後半の演習問題も、これでもかというくらい冠詞だけを鬼集中して強化できる内容になっています。
「冠詞の微妙なニュアンスがよく分からない」のような、ちょっとした苦手意識を克服できる1冊です。
番外編:冠詞のイメージは動画でチェック!
英語学習者は世界中にたくさんいて、悩むポイントも一緒であることが多いです。
色々な人に意見を聞くこともいいですが、まわりに英語話者やネイティブがいない時はネットで動画をチェックすることも有効ですよね。

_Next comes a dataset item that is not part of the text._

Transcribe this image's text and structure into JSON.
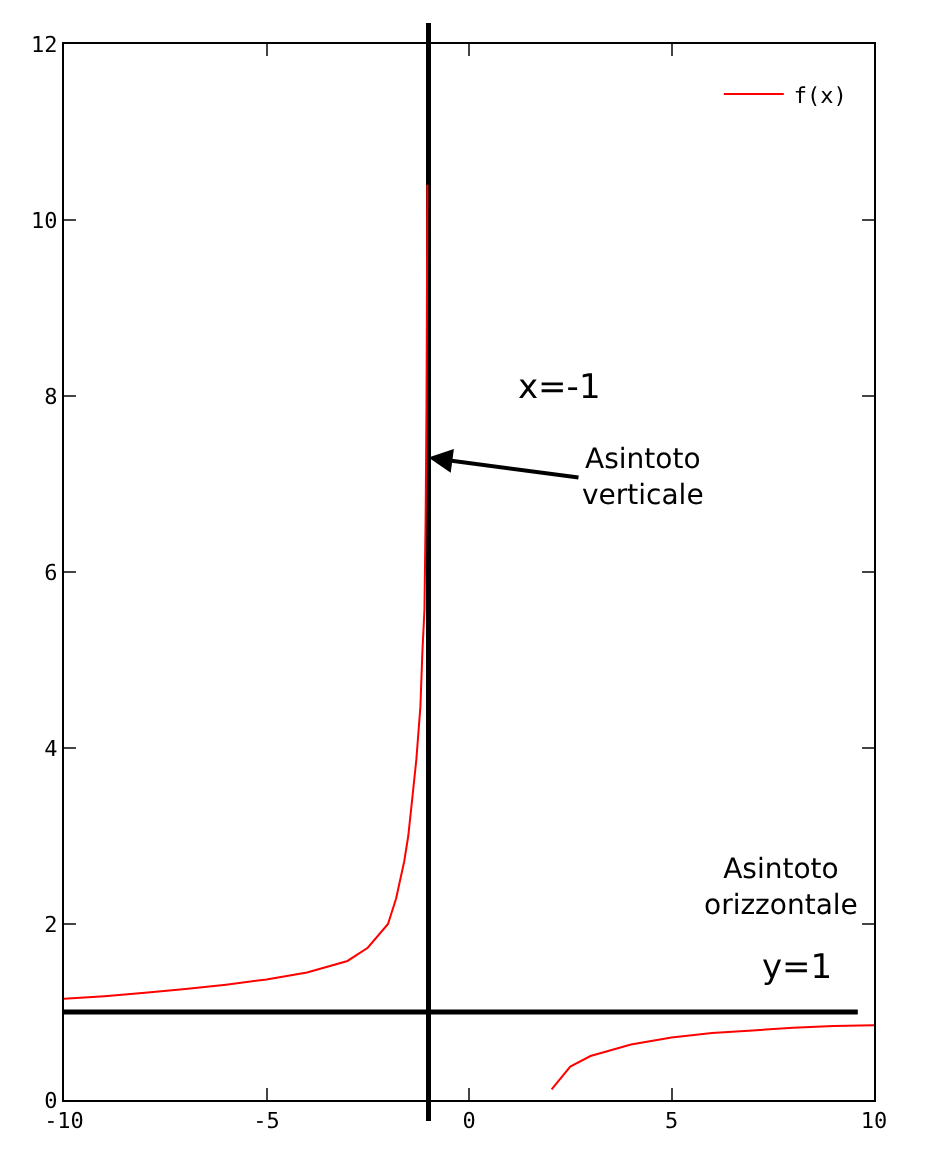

冠詞も例にもれず、「こんな時はどうなる?」みたいな違いを説明してくれている動画もたくさん出ています。
検索するときは、how to use articles などで検索すると色々でてくるので、自分が聞き取りやすい声の話者がアップしている動画をチェックすることもおすすめです。
全編英語で聞いてみるとリスニングスキルもアップします。
文法を全体的に強化するなら
冠詞以外でも、全体的に文法を見直したい場合におススメの本はこちらで紹介しています。
まとめ:冠詞が苦手になる前に
翻訳者に限らず、英語を勉強してきた人は誰でも1度はこの「冠詞」という日本語にはないものに悩まされ経験があるかもしれません。
ここは a なのか the なのか、それとも要らない? え、どっち?
英日翻訳では、頭の中で細かいニュアンスまできちんと説明できるほど言語化できない=解釈力が足りていないということになります。
日英翻訳では海外の人へ伝えたい情報が「冠詞」ひとつでイマイチしっくり決まらない表現になってしまうリスクがあります。
冠詞は概念みたいなもの。
一般的に物事をどうとらえているか、話者や著者のその物事に対する思考法のようなものを読み解くことができるのでやっぱり大事なファクターなんです。
苦手になる前に是非、この「英語冠詞大講座」を読んでみることをおすすめします!